Brigitte Bardot (1934-2025) est décédée le 28 décembre 2025, suscitant une large émotion partout dans le monde. Réflexion.
Si l’on m’avait dit qu’un jour j’écrirais, dans La Nef, la nécrologie de Brigitte Bardot, je ne l’aurais pas cru. BB n’appartenait pas à mon panthéon intime. Pourtant, avec sa disparition, c’est une dernière braise de l’imaginaire français qui s’éteint.
Car Bardot n’est pas seulement une actrice – aux talents, disons-le, inégaux – mais une apparition, une comète qui traversa la conscience collective bien au-delà du cinéma. Une star, au sens plein. Écrire sur elle n’est pas céder à la nostalgie, mais tenter de comprendre ce que la France a projeté sur ce corps, et ce que ce corps magnifié, divinisé presque, dit de la France elle-même.

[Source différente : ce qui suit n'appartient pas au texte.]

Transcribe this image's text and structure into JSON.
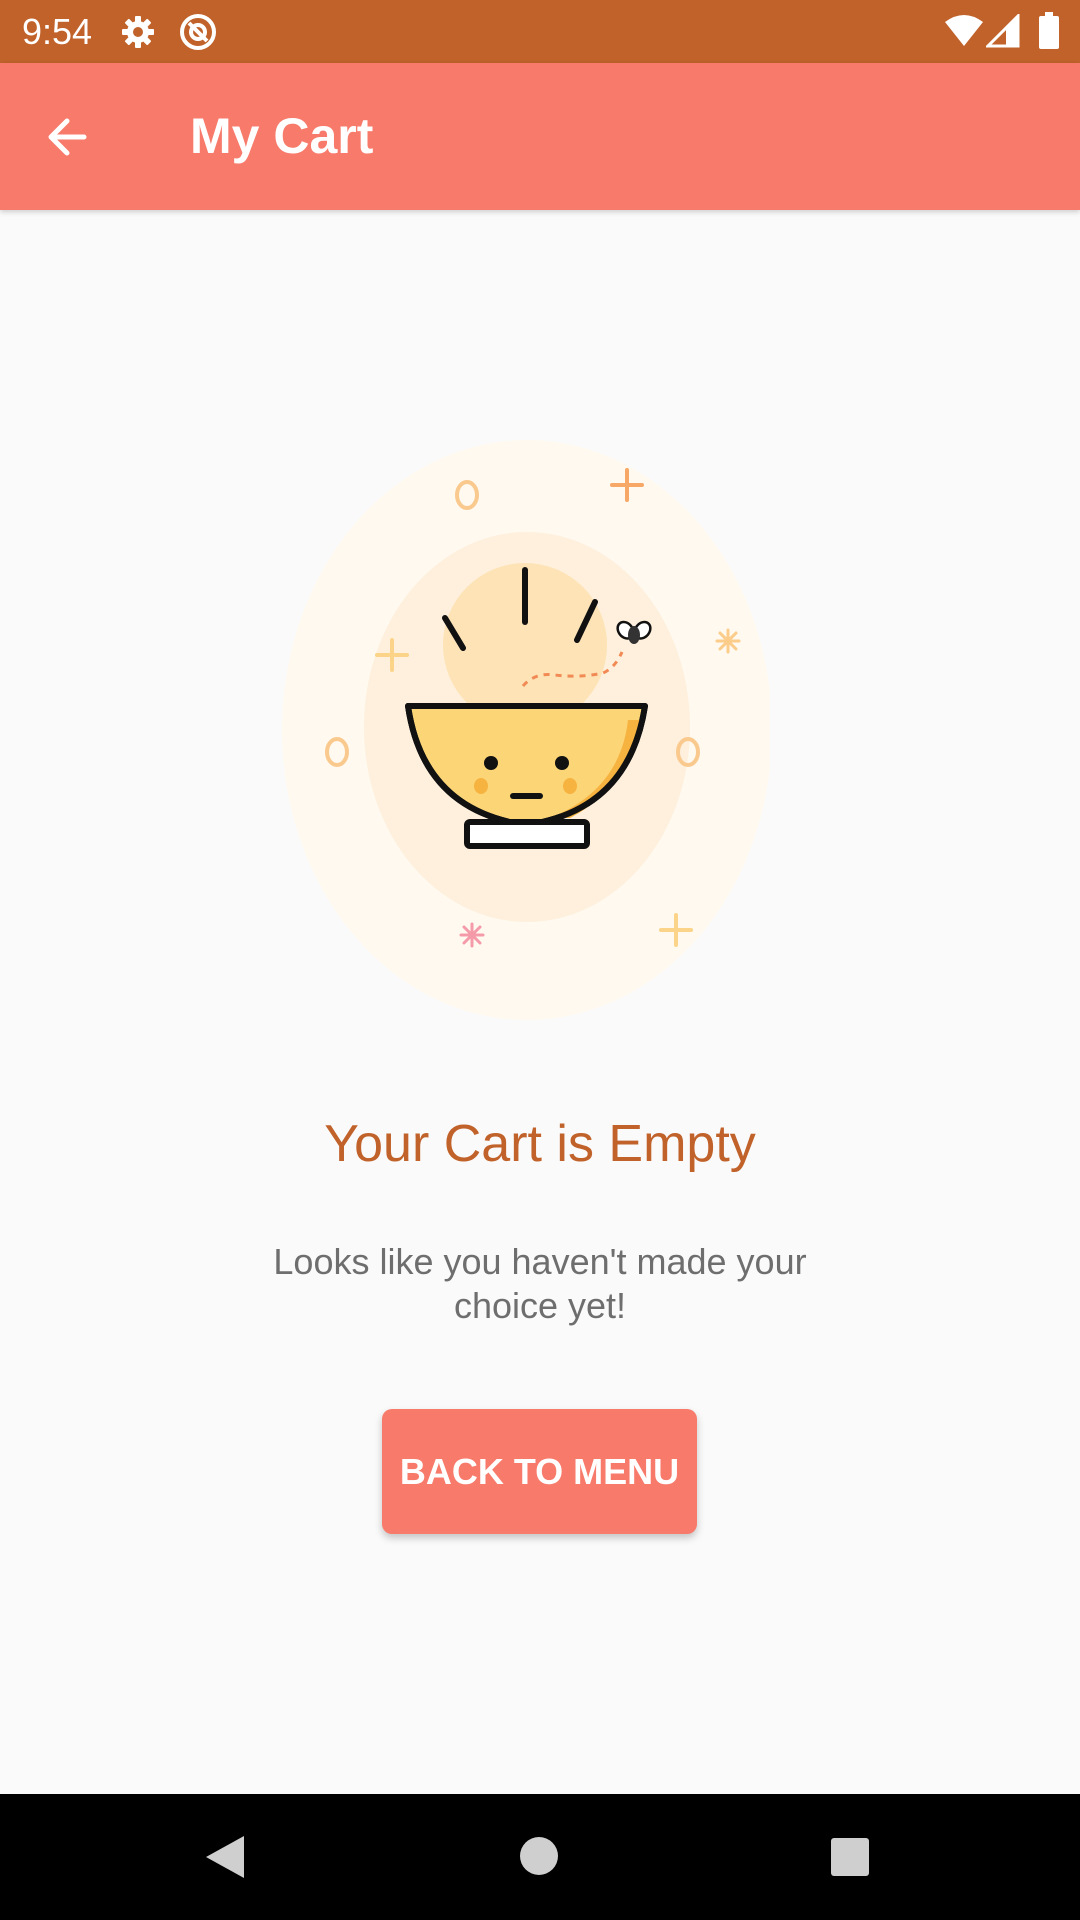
{
  "status_bar": {
    "time": "9:54",
    "icons": [
      "settings-gear-icon",
      "at-sign-icon",
      "wifi-icon",
      "cell-signal-icon",
      "battery-icon"
    ],
    "background": "#C0622A"
  },
  "app_bar": {
    "title": "My Cart",
    "back_icon": "arrow-back-icon",
    "background": "#F87A6B"
  },
  "empty_state": {
    "illustration": "empty-bowl-illustration",
    "title": "Your Cart is Empty",
    "message": "Looks like you haven't made your choice yet!",
    "title_color": "#C0622A"
  },
  "cta": {
    "label": "BACK TO MENU",
    "color": "#F87A6B"
  },
  "nav_bar": {
    "buttons": [
      "back-triangle-icon",
      "home-circle-icon",
      "recents-square-icon"
    ]
  }
}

Bardot hante la nébuleuse des années 1960. Corps de rêve, crinière solaire, sensualité immédiate, charisme brut : on parla un temps de la « France de Bardot » comme il y eut la France de De Gaulle. Une France qui brillait encore sur les écrans du monde, par son cinéma, sa mode, sa jeunesse. Mais cette lumière correspondait aussi à un basculement plus profond. À l’heure de la sécularisation, ce que Marcel Gauchet nomme le « désenchantement du monde », Bardot – comme d’autres figures médiatiques – devint une idole au sens strict : une figure de substitution, occupant la place laissée vacante par les saints, les rites et la métaphysique chrétienne.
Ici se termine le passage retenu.